The Russian authorities had planned for more than 95 percent of the funding needed for the development of the collective accommodation projects to be provided by private investors. At present, most of the host cities are thought not to have enough beds in 1-2-star facilities to accommodate fans, with Moscow and St. Petersburg holding the lion's share. In addition, there are several cities which lack upmarket hotels. Among the eleven cities which will host 2018 World Cup matches, Saransk, the capital of the Republic of Mordovia, is the weakest in terms of accommodation resources. Hotels and similar facilities located in the Republic of Mordovia, have a combined capacity of less than 1,000 rooms. At present, there are no five-star hotels in the Republic of Mordovia, and only the Meridian (32 rooms) and the recently rebuilt Admiral Hotel (83 rooms) can be categorised as 4-star units. Furthermore, Kaliningrad and Volgograd have fewer than 300 rooms in 4-5-star hotels.

Under the current macroeconomic conditions, private investors are more reluctant to establish new projects in regional cities. Consideration must be given to the manner in which new facilities will be used after the tournament, as the occupancy rates in many host cities are currently far from levels which will encourage the development of new projects. Most of the cities which will host the competition are not popular tourist destinations, and demand for hotel rooms is driven overwhelmingly by business trips. The modest economic growth prospects for Russia for the medium term, the more expensive fund-raising options and Russia’s sharply deteriorating image among developed countries will have an adverse effect on investors’ ambitions for new hospitality projects in Russia.
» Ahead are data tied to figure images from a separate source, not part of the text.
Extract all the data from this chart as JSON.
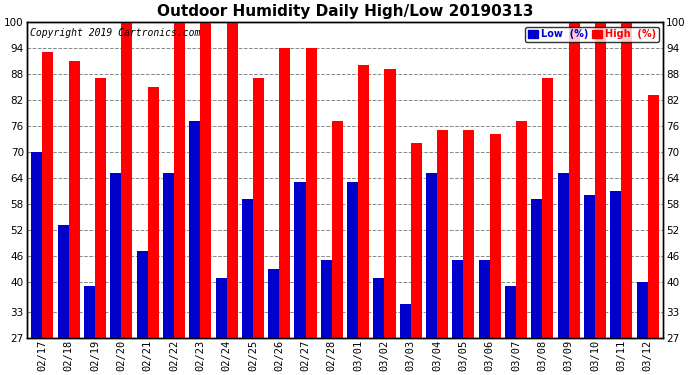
{
  "title": "Outdoor Humidity Daily High/Low 20190313",
  "copyright": "Copyright 2019 Cartronics.com",
  "dates": [
    "02/17",
    "02/18",
    "02/19",
    "02/20",
    "02/21",
    "02/22",
    "02/23",
    "02/24",
    "02/25",
    "02/26",
    "02/27",
    "02/28",
    "03/01",
    "03/02",
    "03/03",
    "03/04",
    "03/05",
    "03/06",
    "03/07",
    "03/08",
    "03/09",
    "03/10",
    "03/11",
    "03/12"
  ],
  "high_values": [
    93,
    91,
    87,
    100,
    85,
    100,
    100,
    100,
    87,
    94,
    94,
    77,
    90,
    89,
    72,
    75,
    75,
    74,
    77,
    87,
    100,
    100,
    100,
    83
  ],
  "low_values": [
    70,
    53,
    39,
    65,
    47,
    65,
    77,
    41,
    59,
    43,
    63,
    45,
    63,
    41,
    35,
    65,
    45,
    45,
    39,
    59,
    65,
    60,
    61,
    40
  ],
  "high_color": "#ff0000",
  "low_color": "#0000cc",
  "bg_color": "#ffffff",
  "grid_color": "#888888",
  "ymin": 27,
  "ymax": 100,
  "yticks": [
    27,
    33,
    40,
    46,
    52,
    58,
    64,
    70,
    76,
    82,
    88,
    94,
    100
  ],
  "bar_width": 0.42,
  "title_fontsize": 11,
  "tick_fontsize": 7.5,
  "copyright_fontsize": 7,
  "legend_labels": [
    "Low  (%)",
    "High  (%)"
  ]
}
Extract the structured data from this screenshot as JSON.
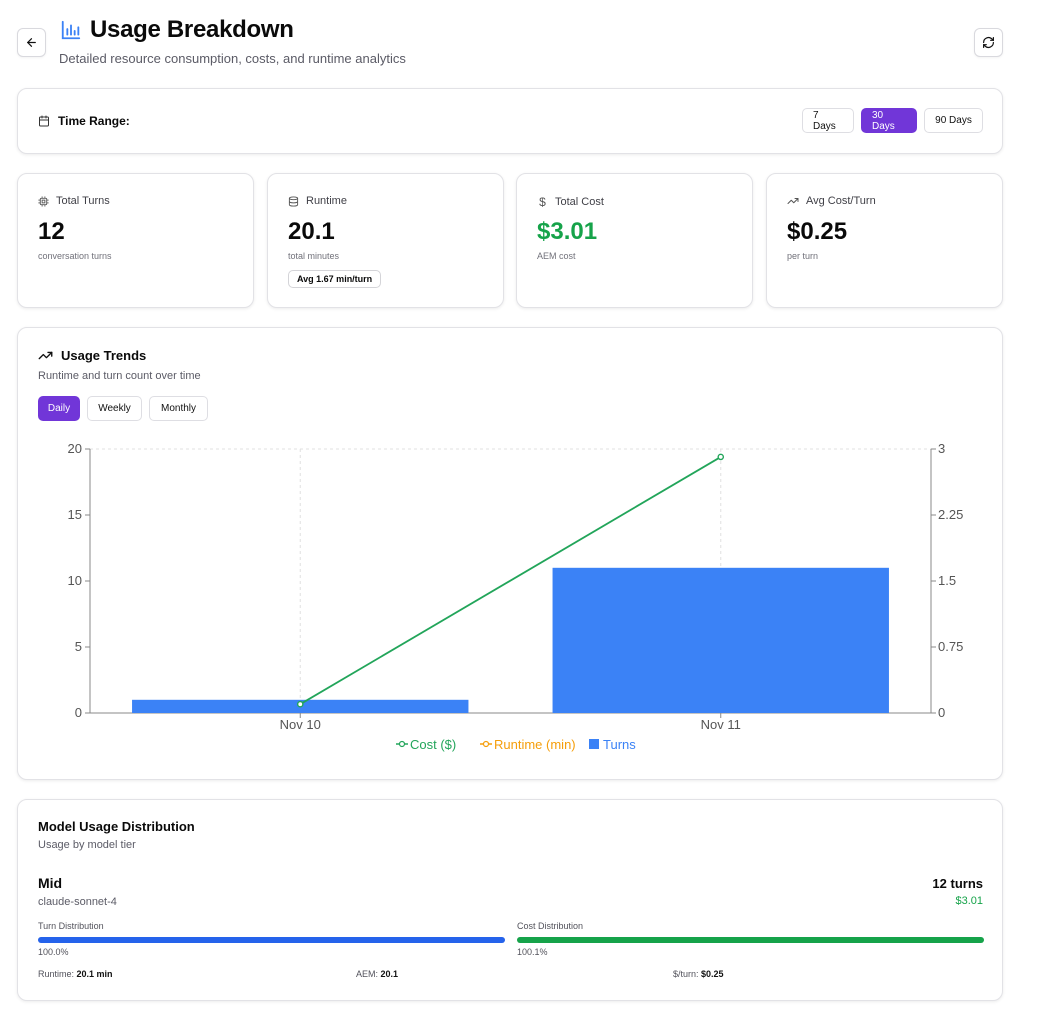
{
  "header": {
    "title": "Usage Breakdown",
    "subtitle": "Detailed resource consumption, costs, and runtime analytics"
  },
  "time_range": {
    "label": "Time Range:",
    "options": [
      "7 Days",
      "30 Days",
      "90 Days"
    ],
    "selected": "30 Days"
  },
  "stats": {
    "turns": {
      "label": "Total Turns",
      "value": "12",
      "sub": "conversation turns"
    },
    "runtime": {
      "label": "Runtime",
      "value": "20.1",
      "sub": "total minutes",
      "badge": "Avg 1.67 min/turn"
    },
    "cost": {
      "label": "Total Cost",
      "value": "$3.01",
      "sub": "AEM cost"
    },
    "avg_cost": {
      "label": "Avg Cost/Turn",
      "value": "$0.25",
      "sub": "per turn"
    }
  },
  "trends": {
    "title": "Usage Trends",
    "subtitle": "Runtime and turn count over time",
    "views": [
      "Daily",
      "Weekly",
      "Monthly"
    ],
    "selected_view": "Daily"
  },
  "chart_data": {
    "type": "bar",
    "categories": [
      "Nov 10",
      "Nov 11"
    ],
    "series": [
      {
        "name": "Cost ($)",
        "type": "line",
        "axis": "right",
        "values": [
          0.1,
          2.91
        ],
        "color": "#22a55a"
      },
      {
        "name": "Runtime (min)",
        "type": "line",
        "axis": "right",
        "values": [
          null,
          null
        ],
        "color": "#f59e0b"
      },
      {
        "name": "Turns",
        "type": "bar",
        "axis": "left",
        "values": [
          1,
          11
        ],
        "color": "#3b82f6"
      }
    ],
    "left_ylim": [
      0,
      20
    ],
    "left_ticks": [
      "0",
      "5",
      "10",
      "15",
      "20"
    ],
    "right_ylim": [
      0,
      3
    ],
    "right_ticks": [
      "0",
      "0.75",
      "1.5",
      "2.25",
      "3"
    ],
    "legend_position": "bottom",
    "grid": true
  },
  "models": {
    "title": "Model Usage Distribution",
    "subtitle": "Usage by model tier",
    "items": [
      {
        "tier": "Mid",
        "model": "claude-sonnet-4",
        "turns": "12 turns",
        "cost": "$3.01",
        "turn_dist_label": "Turn Distribution",
        "turn_dist_value": "100.0%",
        "turn_dist_fraction": 1.0,
        "cost_dist_label": "Cost Distribution",
        "cost_dist_value": "100.1%",
        "cost_dist_fraction": 1.0,
        "runtime_label": "Runtime:",
        "runtime_value": "20.1 min",
        "aem_label": "AEM:",
        "aem_value": "20.1",
        "per_turn_label": "$/turn:",
        "per_turn_value": "$0.25"
      }
    ]
  },
  "colors": {
    "accent": "#7136d8",
    "blue_bar": "#2563eb",
    "green": "#16a34a"
  }
}
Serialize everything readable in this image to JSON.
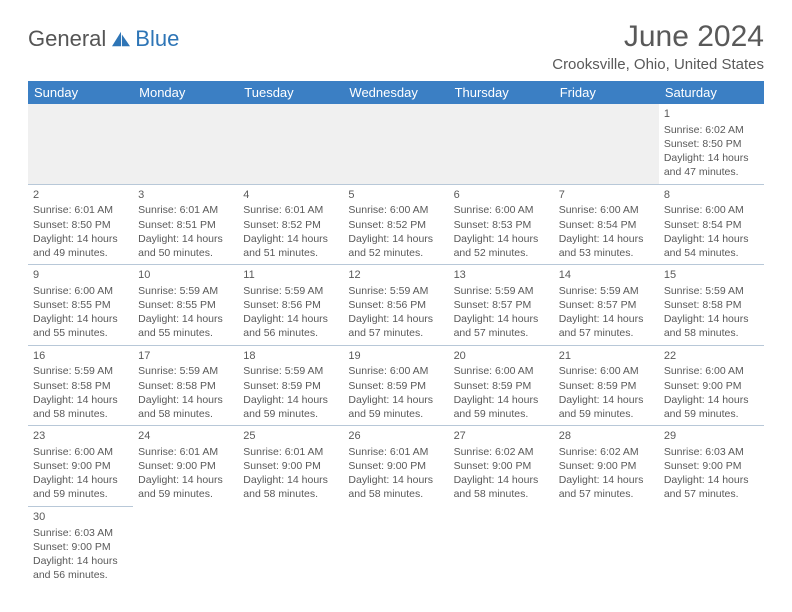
{
  "logo": {
    "text1": "General",
    "text2": "Blue"
  },
  "title": "June 2024",
  "location": "Crooksville, Ohio, United States",
  "colors": {
    "header_bg": "#3b7fc4",
    "header_fg": "#ffffff",
    "text": "#595959",
    "border": "#b8c8d8",
    "firstrow_bg": "#f0f0f0",
    "logo_blue": "#2e75b6"
  },
  "daynames": [
    "Sunday",
    "Monday",
    "Tuesday",
    "Wednesday",
    "Thursday",
    "Friday",
    "Saturday"
  ],
  "weeks": [
    [
      null,
      null,
      null,
      null,
      null,
      null,
      {
        "n": "1",
        "sr": "6:02 AM",
        "ss": "8:50 PM",
        "dl": "14 hours and 47 minutes."
      }
    ],
    [
      {
        "n": "2",
        "sr": "6:01 AM",
        "ss": "8:50 PM",
        "dl": "14 hours and 49 minutes."
      },
      {
        "n": "3",
        "sr": "6:01 AM",
        "ss": "8:51 PM",
        "dl": "14 hours and 50 minutes."
      },
      {
        "n": "4",
        "sr": "6:01 AM",
        "ss": "8:52 PM",
        "dl": "14 hours and 51 minutes."
      },
      {
        "n": "5",
        "sr": "6:00 AM",
        "ss": "8:52 PM",
        "dl": "14 hours and 52 minutes."
      },
      {
        "n": "6",
        "sr": "6:00 AM",
        "ss": "8:53 PM",
        "dl": "14 hours and 52 minutes."
      },
      {
        "n": "7",
        "sr": "6:00 AM",
        "ss": "8:54 PM",
        "dl": "14 hours and 53 minutes."
      },
      {
        "n": "8",
        "sr": "6:00 AM",
        "ss": "8:54 PM",
        "dl": "14 hours and 54 minutes."
      }
    ],
    [
      {
        "n": "9",
        "sr": "6:00 AM",
        "ss": "8:55 PM",
        "dl": "14 hours and 55 minutes."
      },
      {
        "n": "10",
        "sr": "5:59 AM",
        "ss": "8:55 PM",
        "dl": "14 hours and 55 minutes."
      },
      {
        "n": "11",
        "sr": "5:59 AM",
        "ss": "8:56 PM",
        "dl": "14 hours and 56 minutes."
      },
      {
        "n": "12",
        "sr": "5:59 AM",
        "ss": "8:56 PM",
        "dl": "14 hours and 57 minutes."
      },
      {
        "n": "13",
        "sr": "5:59 AM",
        "ss": "8:57 PM",
        "dl": "14 hours and 57 minutes."
      },
      {
        "n": "14",
        "sr": "5:59 AM",
        "ss": "8:57 PM",
        "dl": "14 hours and 57 minutes."
      },
      {
        "n": "15",
        "sr": "5:59 AM",
        "ss": "8:58 PM",
        "dl": "14 hours and 58 minutes."
      }
    ],
    [
      {
        "n": "16",
        "sr": "5:59 AM",
        "ss": "8:58 PM",
        "dl": "14 hours and 58 minutes."
      },
      {
        "n": "17",
        "sr": "5:59 AM",
        "ss": "8:58 PM",
        "dl": "14 hours and 58 minutes."
      },
      {
        "n": "18",
        "sr": "5:59 AM",
        "ss": "8:59 PM",
        "dl": "14 hours and 59 minutes."
      },
      {
        "n": "19",
        "sr": "6:00 AM",
        "ss": "8:59 PM",
        "dl": "14 hours and 59 minutes."
      },
      {
        "n": "20",
        "sr": "6:00 AM",
        "ss": "8:59 PM",
        "dl": "14 hours and 59 minutes."
      },
      {
        "n": "21",
        "sr": "6:00 AM",
        "ss": "8:59 PM",
        "dl": "14 hours and 59 minutes."
      },
      {
        "n": "22",
        "sr": "6:00 AM",
        "ss": "9:00 PM",
        "dl": "14 hours and 59 minutes."
      }
    ],
    [
      {
        "n": "23",
        "sr": "6:00 AM",
        "ss": "9:00 PM",
        "dl": "14 hours and 59 minutes."
      },
      {
        "n": "24",
        "sr": "6:01 AM",
        "ss": "9:00 PM",
        "dl": "14 hours and 59 minutes."
      },
      {
        "n": "25",
        "sr": "6:01 AM",
        "ss": "9:00 PM",
        "dl": "14 hours and 58 minutes."
      },
      {
        "n": "26",
        "sr": "6:01 AM",
        "ss": "9:00 PM",
        "dl": "14 hours and 58 minutes."
      },
      {
        "n": "27",
        "sr": "6:02 AM",
        "ss": "9:00 PM",
        "dl": "14 hours and 58 minutes."
      },
      {
        "n": "28",
        "sr": "6:02 AM",
        "ss": "9:00 PM",
        "dl": "14 hours and 57 minutes."
      },
      {
        "n": "29",
        "sr": "6:03 AM",
        "ss": "9:00 PM",
        "dl": "14 hours and 57 minutes."
      }
    ],
    [
      {
        "n": "30",
        "sr": "6:03 AM",
        "ss": "9:00 PM",
        "dl": "14 hours and 56 minutes."
      },
      null,
      null,
      null,
      null,
      null,
      null
    ]
  ],
  "labels": {
    "sunrise": "Sunrise:",
    "sunset": "Sunset:",
    "daylight": "Daylight:"
  }
}
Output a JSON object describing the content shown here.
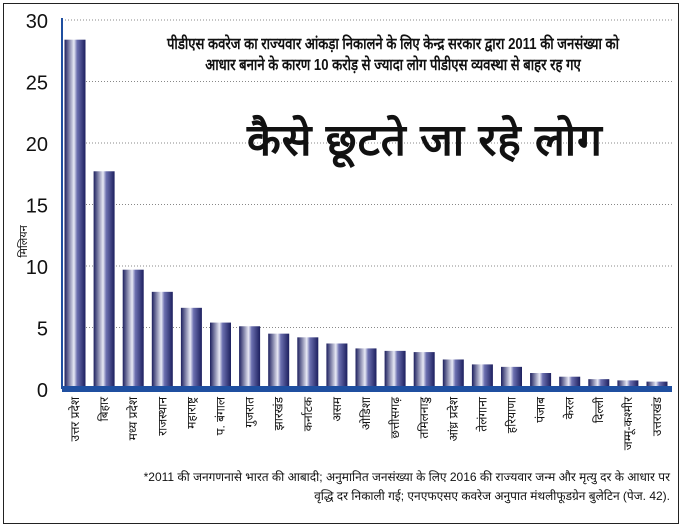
{
  "chart_data": {
    "type": "bar",
    "title": "कैसे छूटते जा रहे लोग",
    "subtitle": "पीडीएस कवरेज का राज्यवार आंकड़ा निकालने के लिए केन्द्र सरकार द्वारा 2011 की जनसंख्या को आधार बनाने के कारण 10 करोड़ से ज्यादा लोग पीडीएस व्यवस्था से बाहर रह गए",
    "xlabel": "",
    "ylabel": "मिलियन",
    "ylim": [
      0,
      30
    ],
    "yticks": [
      0,
      5,
      10,
      15,
      20,
      25,
      30
    ],
    "grid": "dotted horizontal",
    "categories": [
      "उत्तर प्रदेश",
      "बिहार",
      "मध्य प्रदेश",
      "राजस्थान",
      "महाराष्ट्र",
      "प. बंगाल",
      "गुजरात",
      "झारखंड",
      "कर्नाटक",
      "असम",
      "ओडिशा",
      "छत्तीसगढ़",
      "तमिलनाडु",
      "आंध्र प्रदेश",
      "तेलंगाना",
      "हरियाणा",
      "पंजाब",
      "केरल",
      "दिल्ली",
      "जम्मू-कश्मीर",
      "उत्तराखंड"
    ],
    "values": [
      28.4,
      17.7,
      9.7,
      7.9,
      6.6,
      5.4,
      5.1,
      4.5,
      4.2,
      3.7,
      3.3,
      3.1,
      3.0,
      2.4,
      2.0,
      1.8,
      1.3,
      1.0,
      0.8,
      0.7,
      0.6
    ],
    "bar_color": "#2a2f7a",
    "axis_color": "#1f4fa0",
    "footnote": [
      "*2011 की जनगणनासे भारत की आबादी; अनुमानित जनसंख्या के लिए 2016 की राज्यवार जन्म और मृत्यु दर के आधार पर",
      "वृद्धि दर निकाली गई; एनएफएसए कवरेज अनुपात मंथलीफूडग्रेन बुलेटिन (पेज. 42)."
    ]
  }
}
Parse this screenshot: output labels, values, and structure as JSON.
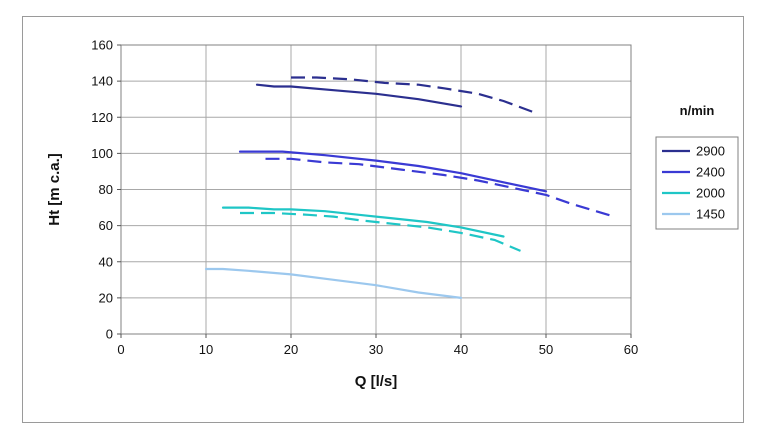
{
  "chart_data": {
    "type": "line",
    "title": "",
    "xlabel": "Q [l/s]",
    "ylabel": "Ht [m c.a.]",
    "xlim": [
      0,
      60
    ],
    "ylim": [
      0,
      160
    ],
    "x_ticks": [
      0,
      10,
      20,
      30,
      40,
      50,
      60
    ],
    "y_ticks": [
      0,
      20,
      40,
      60,
      80,
      100,
      120,
      140,
      160
    ],
    "grid": true,
    "legend_title": "n/min",
    "legend_position": "right",
    "series": [
      {
        "name": "2900",
        "color": "#2b2f8f",
        "solid": {
          "x": [
            16,
            18,
            20,
            25,
            30,
            35,
            40
          ],
          "y": [
            138,
            137,
            137,
            135,
            133,
            130,
            126
          ]
        },
        "dashed": {
          "x": [
            20,
            23,
            27,
            31,
            35,
            38,
            42,
            45,
            49
          ],
          "y": [
            142,
            142,
            141,
            139,
            138,
            136,
            133,
            129,
            122
          ]
        }
      },
      {
        "name": "2400",
        "color": "#3a3ad4",
        "solid": {
          "x": [
            14,
            19,
            24,
            30,
            35,
            40,
            45,
            50
          ],
          "y": [
            101,
            101,
            99,
            96,
            93,
            89,
            84,
            79
          ]
        },
        "dashed": {
          "x": [
            17,
            20,
            24,
            28,
            33,
            38,
            42,
            47,
            50,
            53,
            58
          ],
          "y": [
            97,
            97,
            95,
            94,
            91,
            88,
            85,
            80,
            77,
            72,
            65
          ]
        }
      },
      {
        "name": "2000",
        "color": "#1fc6c6",
        "solid": {
          "x": [
            12,
            15,
            18,
            20,
            24,
            28,
            32,
            36,
            40,
            45
          ],
          "y": [
            70,
            70,
            69,
            69,
            68,
            66,
            64,
            62,
            59,
            54
          ]
        },
        "dashed": {
          "x": [
            14,
            18,
            22,
            25,
            28,
            32,
            36,
            40,
            44,
            47
          ],
          "y": [
            67,
            67,
            66,
            65,
            63,
            61,
            59,
            56,
            52,
            46
          ]
        }
      },
      {
        "name": "1450",
        "color": "#9cc8ee",
        "solid": {
          "x": [
            10,
            12,
            15,
            20,
            25,
            30,
            35,
            40
          ],
          "y": [
            36,
            36,
            35,
            33,
            30,
            27,
            23,
            20
          ]
        }
      }
    ]
  }
}
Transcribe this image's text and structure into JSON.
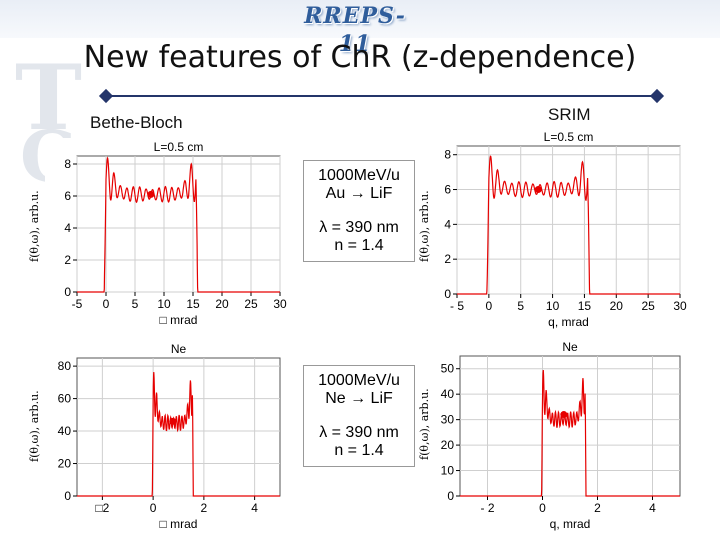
{
  "header": {
    "logo_text": "RREPS-11"
  },
  "slide": {
    "title": "New features of ChR (z-dependence)",
    "label_left": "Bethe-Bloch",
    "label_right": "SRIM"
  },
  "notes": {
    "top": {
      "line1": "1000MeV/u",
      "line2": "Au → LiF",
      "line3": "λ = 390 nm",
      "line4": "n = 1.4"
    },
    "bottom": {
      "line1": "1000MeV/u",
      "line2": "Ne → LiF",
      "line3": "λ = 390 nm",
      "line4": "n = 1.4"
    }
  },
  "colors": {
    "curve": "#e60000",
    "axis": "#000000",
    "grid": "#cfcfcf",
    "accent": "#24356a"
  },
  "chart_data": [
    {
      "id": "top_left",
      "type": "line",
      "title": "L=0.5 cm",
      "xlabel": "□ mrad",
      "ylabel": "f(θ,ω), arb.u.",
      "xlim": [
        -5,
        30
      ],
      "ylim": [
        0,
        8.5
      ],
      "xticks": [
        -5,
        0,
        5,
        10,
        15,
        20,
        25,
        30
      ],
      "xtick_labels": [
        "-5",
        "0",
        "5",
        "10",
        "15",
        "20",
        "25",
        "30"
      ],
      "yticks": [
        0,
        2,
        4,
        6,
        8
      ],
      "ytick_labels": [
        "0",
        "2",
        "4",
        "6",
        "8"
      ],
      "grid": true,
      "series": [
        {
          "shape": "plateau",
          "edges": [
            0,
            15.5
          ],
          "plateau": 6.1,
          "edge_peak": 7.8,
          "oscillation": 1.4,
          "center_value": 6.1
        }
      ]
    },
    {
      "id": "top_right",
      "type": "line",
      "title": "L=0.5 cm",
      "xlabel": "q, mrad",
      "ylabel": "f(θ,ω), arb.u.",
      "xlim": [
        -5,
        30
      ],
      "ylim": [
        0,
        8.5
      ],
      "xticks": [
        -5,
        0,
        5,
        10,
        15,
        20,
        25,
        30
      ],
      "xtick_labels": [
        "- 5",
        "0",
        "5",
        "10",
        "15",
        "20",
        "25",
        "30"
      ],
      "yticks": [
        0,
        2,
        4,
        6,
        8
      ],
      "ytick_labels": [
        "0",
        "2",
        "4",
        "6",
        "8"
      ],
      "grid": true,
      "series": [
        {
          "shape": "plateau",
          "edges": [
            0,
            15.5
          ],
          "plateau": 6.0,
          "edge_peak": 7.2,
          "oscillation": 1.3,
          "center_value": 6.0
        }
      ]
    },
    {
      "id": "bottom_left",
      "type": "line",
      "title": "Ne",
      "xlabel": "□ mrad",
      "ylabel": "f(θ,ω), arb.u.",
      "xlim": [
        -3,
        5
      ],
      "ylim": [
        0,
        85
      ],
      "xticks": [
        -2,
        0,
        2,
        4
      ],
      "xtick_labels": [
        "□2",
        "0",
        "2",
        "4"
      ],
      "yticks": [
        0,
        20,
        40,
        60,
        80
      ],
      "ytick_labels": [
        "0",
        "20",
        "40",
        "60",
        "80"
      ],
      "grid": true,
      "series": [
        {
          "shape": "plateau",
          "edges": [
            0,
            1.55
          ],
          "plateau": 45,
          "edge_peak": 78,
          "oscillation": 14,
          "center_value": 46
        }
      ]
    },
    {
      "id": "bottom_right",
      "type": "line",
      "title": "Ne",
      "xlabel": "q, mrad",
      "ylabel": "f(θ,ω), arb.u.",
      "xlim": [
        -3,
        5
      ],
      "ylim": [
        0,
        55
      ],
      "xticks": [
        -2,
        0,
        2,
        4
      ],
      "xtick_labels": [
        "- 2",
        "0",
        "2",
        "4"
      ],
      "yticks": [
        0,
        10,
        20,
        30,
        40,
        50
      ],
      "ytick_labels": [
        "0",
        "10",
        "20",
        "30",
        "40",
        "50"
      ],
      "grid": true,
      "series": [
        {
          "shape": "plateau",
          "edges": [
            0,
            1.55
          ],
          "plateau": 30,
          "edge_peak": 50,
          "oscillation": 9,
          "center_value": 32
        }
      ]
    }
  ]
}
There is no doubt that Russia will provide all of the required financial resources to complete the hundreds of projects associated with the preparation of the 2018 FIFA World Cup on time. According to PMR, funding from the federal budget will also be provided for many collective accommodation projects currently in the pipeline, despite the fact that no such support is envisaged in the dedicated infrastructure programme. However, support from the federal budget and/or Russia’s sovereign wealth fund most likely will be provided via planned allocations for more strategic infrastructure projects or potential financial support for companies affected by the recently imposed sanctions against Russia.